Japan seeks new approach to scale up private investment in Africa

The Japanese government is set to scale up private investment in Africa as it readies to shift its intervention approach in Africa from the Official Development Assistance (ODA) to private investment.

The Japanese government is set to scale up private investment in Africa as it readies to shift its intervention approach in Africa from the Official Development Assistance (ODA) to private investment.

According to Takashi Shibata, the deputy director, African Division, African Affairs Department, at the Japanese Ministry of Foreign Affairs, the new approach is aimed at making best use of competitive edge, infrastructure investment and human resource development through the Asian country’s African Business Education Initiative for Youth, better known as ABE Initiative.


The measures seek to develop infrastructure, build resilient health systems and lay the foundations of peace and stability, amounting to $30 billion under public-private partnership.


“These measures are in line with the priority areas in the Nairobi Declaration of the Sixth Tokyo International Conference on African Development (TICADVI), which includes human resource development covering 10 million people. The private sector activity will be promoted through such means and through productivity improvement,” Shibata said in a recent interview in Tokyo.


These goals, he said, will be steadily achieved by utilising the excellent science, technologies and innovation of Japan.

The deputy Director-General of African affairs in the department of the Japanese Ministry of Foreign affairs, Seiji Okada, said there have been talks between TICAD officials and the private sector in Japan, to open business in Africa and that the governments of the member countries are working with the Japanese officials to bring about a good business climate.

“TICAD is expected to accelerate Japanese investment in the continent’s increasingly attractive consumer markets,” he said.

“Africa is a growing continent in terms of population which is good for business and although ODA can be a good tool for economic growth, private investment is the real engine to Africa’s development.”

A ministerial level meeting involving participation from African countries and senior officials from international organisations to stock take of the achievements and challenges encountered will be held this month in Maputo, Mozambique as a follow up on the variables of the meeting held last year in Nairobi, Kenya.

Okada noted that Rwanda’s stability represents hope for eco-tourism while the East African connectivity will work as an economic bloc for inland countries, with the one stop border post being key in consolidating trade in the region.

“The Kaizen Initiative will help improve productivity by 30 percent and in the long run strengthen East African industrial personnel and Japanese companies to bridge the gap between Africa and Japan,” he added.

The Secretary General, Japan–AU Parliamentary Friendship Association, Yasutoshi Nishimura, said Africa’s development presents an opportunity for Japan to have more investment opportunities.

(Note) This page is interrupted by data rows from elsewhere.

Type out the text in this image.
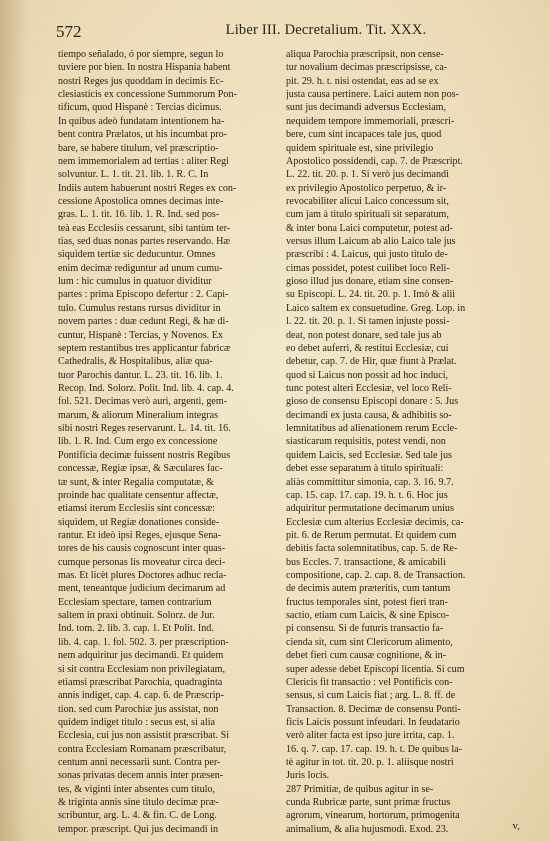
572	Liber III. Decretalium. Tit. XXX.

tiempo señalado, ó por siempre, segun lo

tuviere por bien. In nostra Hispania habent

nostri Reges jus quoddam in decimis Ec-

clesiasticis ex concessione Summorum Pon-

tificum, quod Hispanè : Tercias dicimus.

In quibus adeò fundatam intentionem ha-

bent contra Prælatos, ut his incumbat pro-

bare, se habere titulum, vel præscriptio-

nem immemorialem ad tertias : aliter Regi

solvuntur. L. 1. tit. 21. lib. 1. R. C. In

Indiis autem habuerunt nostri Reges ex con-

cessione Apostolica omnes decimas inte-

gras. L. 1. tit. 16. lib. 1. R. Ind. sed pos-

teà eas Ecclesiis cessarunt, sibi tantùm ter-

tias, sed duas nonas partes reservando. Hæ

siquidem tertiæ sic deducuntur. Omnes

enim decimæ rediguntur ad unum cumu-

lum : hic cumulus in quatuor dividitur

partes : prima Episcopo defertur : 2. Capi-

tulo. Cumulus restans rursus dividitur in

novem partes : duæ cedunt Regi, & hæ di-

cuntur, Hispanè : Tercias, y Novenos. Ex

septem restantibus tres applicantur fabricæ

Cathedralis, & Hospitalibus, aliæ qua-

tuor Parochis dantur. L. 23. tit. 16. lib. 1.

Recop. Ind. Solorz. Polit. Ind. lib. 4. cap. 4.

fol. 521. Decimas verò auri, argenti, gem-

marum, & aliorum Mineralium integras

sibi nostri Reges reservarunt. L. 14. tit. 16.

lib. 1. R. Ind. Cum ergo ex concessione

Pontificia decimæ fuissent nostris Regibus

concessæ, Regiæ ipsæ, & Sæculares fac-

tæ sunt, & inter Regalia computatæ, &

proinde hac qualitate censentur affectæ,

etiamsi iterum Ecclesiis sint concessæ:

siquidem, ut Regiæ donationes conside-

rantur. Et ideò ipsi Reges, ejusque Sena-

tores de his causis cognoscunt inter quas-

cumque personas lis moveatur circa deci-

mas. Et licèt plures Doctores adhuc recla-

ment, teneantque judicium decimarum ad

Ecclesiam spectare, tamen contrarium

saltem in praxi obtinuit. Solorz. de Jur.

Ind. tom. 2. lib. 3. cap. 1. Et Polit. Ind.

lib. 4. cap. 1. fol. 502. 3. per præscription-

nem adquiritur jus decimandi. Et quidem

si sit contra Ecclesiam non privilegiatam,

etiamsi præscribat Parochia, quadraginta

annis indiget, cap. 4. cap. 6. de Præscrip-

tion. sed cum Parochiæ jus assistat, non

quidem indiget titulo : secus est, si alia

Ecclesia, cui jus non assistit præscribat. Si

contra Ecclesiam Romanam præscribatur,

centum anni necessarii sunt. Contra per-

sonas privatas decem annis inter præsen-

tes, & viginti inter absentes cum titulo,

& triginta annis sine titulo decimæ præ-

scribuntur, arg. L. 4. & fin. C. de Long.

tempor. præscript. Qui jus decimandi in

aliqua Parochia præscripsit, non cense-

tur novalium decimas præscripsisse, ca-

pit. 29. h. t. nisi ostendat, eas ad se ex

justa causa pertinere. Laici autem non pos-

sunt jus decimandi adversus Ecclesiam,

nequidem tempore immemoriali, præscri-

bere, cum sint incapaces tale jus, quod

quidem spirituale est, sine privilegio

Apostolico possidendi, cap. 7. de Præscript.

L. 22. tit. 20. p. 1. Si verò jus decimandi

ex privilegio Apostolico perpetuo, & ir-

revocabiliter alicui Laico concessum sit,

cum jam à titulo spirituali sit separatum,

& inter bona Laici computetur, potest ad-

versus illum Laicum ab alio Laico tale jus

præscribi : 4. Laicus, qui justo titulo de-

cimas possidet, potest cuilibet loco Reli-

gioso illud jus donare, etiam sine consen-

su Episcopi. L. 24. tit. 20. p. 1. Imò & alii

Laico saltem ex consuetudine. Greg. Lop. in

l. 22. tit. 20. p. 1. Si tamen injuste possi-

deat, non potest donare, sed tale jus ab

eo debet auferri, & restitui Ecclesiæ, cui

debetur, cap. 7. de Hir, quæ fiunt à Prælat.

quod si Laicus non possit ad hoc induci,

tunc potest alteri Ecclesiæ, vel loco Reli-

gioso de consensu Episcopi donare : 5. Jus

decimandi ex justa causa, & adhibitis so-

lemnitatibus ad alienationem rerum Eccle-

siasticarum requisitis, potest vendi, non

quidem Laicis, sed Ecclesiæ. Sed tale jus

debet esse separatum à titulo spirituali:

aliàs committitur simonia, cap. 3. 16. 9.7.

cap. 15. cap. 17. cap. 19. h. t. 6. Hoc jus

adquiritur permutatione decimarum unius

Ecclesiæ cum alterius Ecclesiæ decimis, ca-

pit. 6. de Rerum permutat. Et quidem cum

debitis facta solemnitatibus, cap. 5. de Re-

bus Eccles. 7. transactione, & amicabili

compositione, cap. 2. cap. 8. de Transaction.

de decimis autem præteritis, cum tantum

fructus temporales sint, potest fieri tran-

sactio, etiam cum Laicis, & sine Episco-

pi consensu. Si de futuris transactio fa-

cienda sit, cum sint Clericorum alimento,

debet fieri cum causæ cognitione, & in-

super adesse debet Episcopi licentia. Si cum

Clericis fit transactio : vel Pontificis con-

sensus, si cum Laicis fiat ; arg. L. 8. ff. de

Transaction. 8. Decimæ de consensu Ponti-

ficis Laicis possunt infeudari. In feudatario

verò aliter facta est ipso jure irrita, cap. 1.

16. q. 7. cap. 17. cap. 19. h. t. De quibus la-

tè agitur in tot. tit. 20. p. 1. aliisque nostri

Juris locis.

287 Primitiæ, de quibus agitur in se-

cunda Rubricæ parte, sunt primæ fructus

agrorum, vinearum, hortorum, primogenita

animalium, & alia hujusmodi. Exod. 23.	v,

“ODA’s main source of financing was from outside Africa to Africa but now the role of the private sector is expanding. Our government budget is limited and therefore we want to utilise our limited resources to facilitate the inflow of private sector funds by encouraging many companies to invest in Africa and utilise ODA for that purpose,” he said.

He said the overall goal is to address the root cause of social instability, natural disasters, climate change as well as man-made disasters like extremism, and terrorism, together with the international community.

The investment agreement with African countries and the stability of the regulation, therefore, need to be completed, he said.